A5 Identification and characterization of metabolic pathways leading to macrocyclic lactone and multi-drug resistance in Cooperia oncophora (Krücken)
|Research Group:||Institute for Parasitology and Tropical Veterinary Medicine|
|Address:||Freie Universität Berlin, Centre for Infection Medicine, Robert-von-Ostertag-Str. 7-13, 14163 Berlin|
|Supervisors:||PD Dr. Jürgen Krücken|
|Doctoral Researcher:||Natalie Jakobs|
State of the art:
Anthelmintic resistance is widespread in parasitic nematodes of ruminants and recently also
suspected for human ascarids. While resistance against the benzimidazoles (BZs) is
considered to be due to target-site mutations in the β-tubulin isotype-1 gene, resistance
mechanisms against macrocyclic lactones (MLs) are only poorly understood. There are several
lines of evidence that P-glycoproteins (Pgps) and cytochrome P450 enzymes (Cyp) are
involved in resistance against MLs but also against BZs.
Previous own work:
In the first funding period, experiments with the model nematode Caenorhabditis elegans on
ML and BZ resistance revealed that: I. Nearly complete inactivity of Cyps in a temperaturesensitive
variant of Cyp reductase had statistically significant but only small effects on
ivermectin (IVM) and moxidectin (MOX) susceptibility suggesting that Cyps only play a minor
role in ML resistance. II. Although BZ-inducible expression and BZ metabolism have been
shown in C. elegans, no inducible expression was shown for in vitro cultivated fourth stage
larvae (L4) after exposure to thiabendazole.
Hypotheses and work plan:
1) Anthelmintic resistance is modulated by nematode xenobiotic metabolism.

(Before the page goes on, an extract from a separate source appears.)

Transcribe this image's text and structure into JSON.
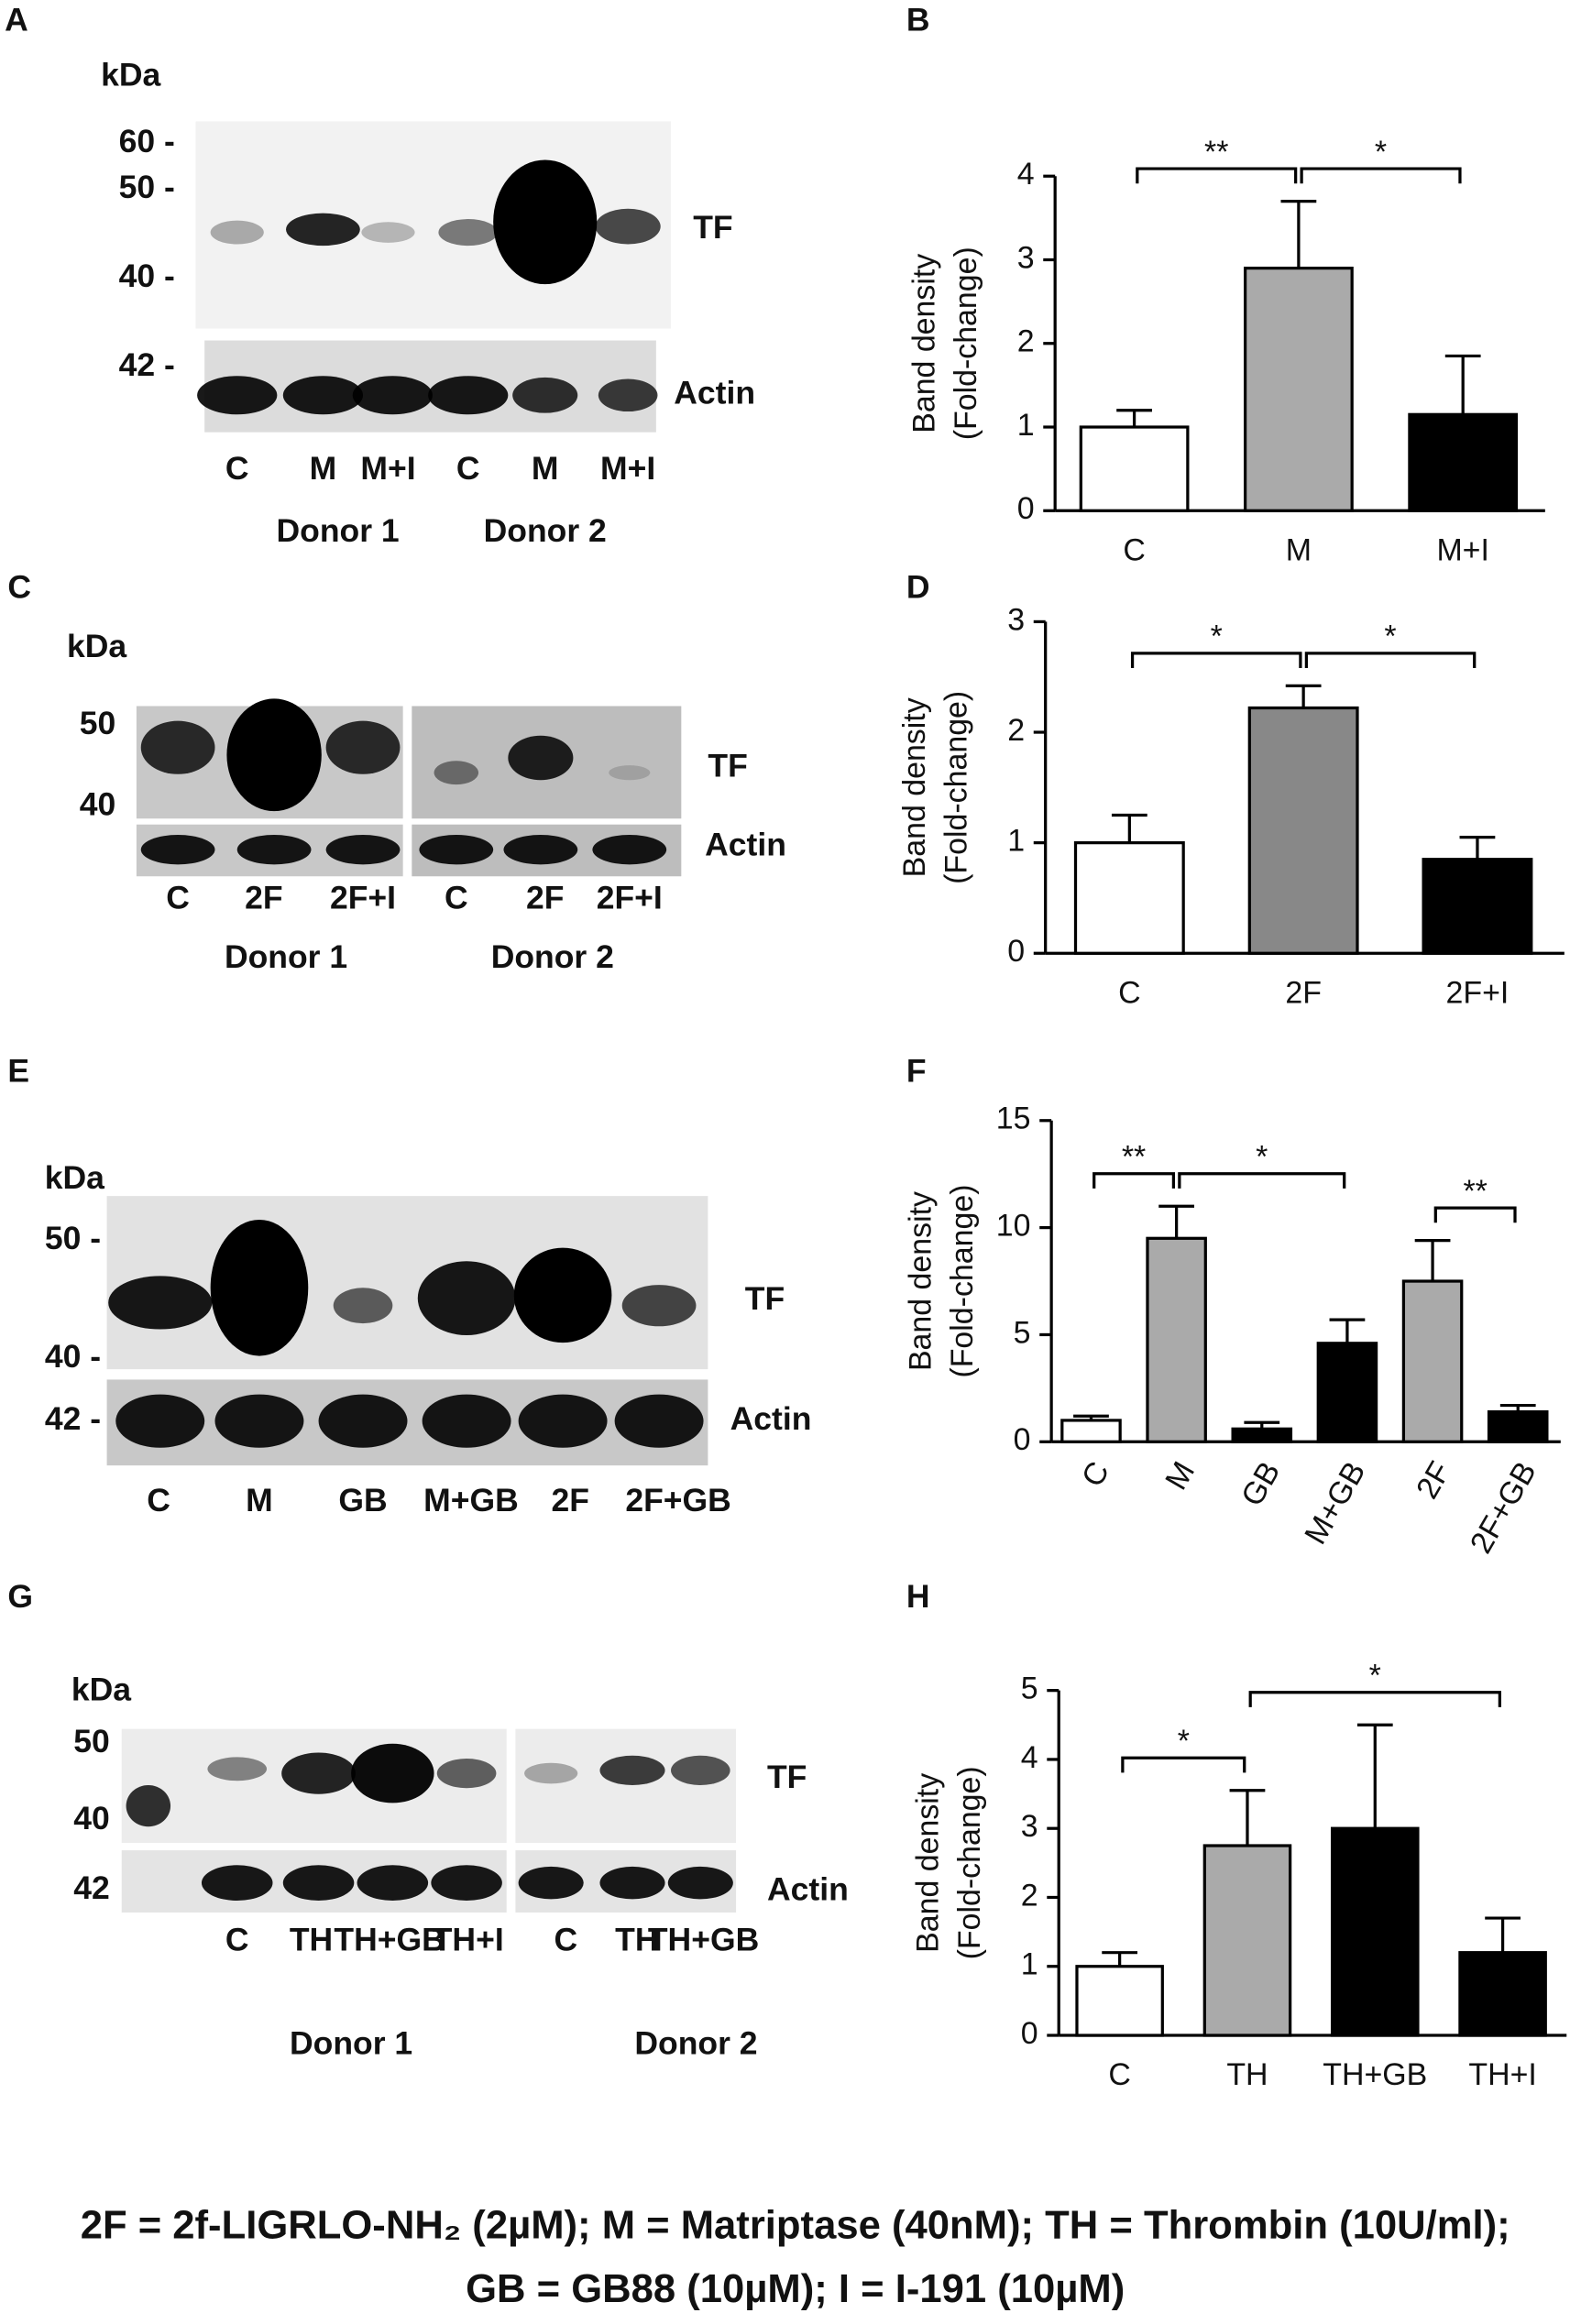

2) In multi-drug resistant (MDR) pathways some of the resistance mechanisms are shared
between different anthelmintic drugs.
3) The MLs IVM and MOX share the same mode of action but only partially share resistance
The project focus will shift to MDR and metabolism of xenobiotics in general. Recently, studies
identified several candidate enzymes metabolizing xenobiotics highly overexpressed in MDR
parasites, e.g. FAD-dependent monooxygenases, glutathione S- or UDP-glycosyl
transferases. We will obtain further candidates from the transcriptomic response of a MDR C.
oncophora isolate (CoNZres) to albendazole, IVM and a subtherapeutic dose of MOX.
Candidate enzymes will be overexpressed in C. elegans gut cells using mos-1 integration and
CRISPER/Cas-9. This allows integration into the same locus to achieve similar expression
levels to allow quantitative comparisons between individual genes. Members of different
enzyme families will be integrated into different loci allowing to create combinations of
transgenes by interbreeding. Aiming to identify the mechanisms that are required to become
MOX resistant, we will select the CoNZres isolate for MOX resistance using gradually
increased treatments with subtherapeutic doses of MOX. Evolution of MOX resistance will be
monitored using larval development assays with MOX and IVM in each passage. We will
sequence the entire genomes of the parental CoNZres and the selected CoNZresMOX isolates
to identify regions under selection by MOX. Transcriptome analyses of the isolates to MOX in
vivo will in addition help to understand the differences in physiology of an IVM and an
IVM+MOX resistant isolate on the same genetic background.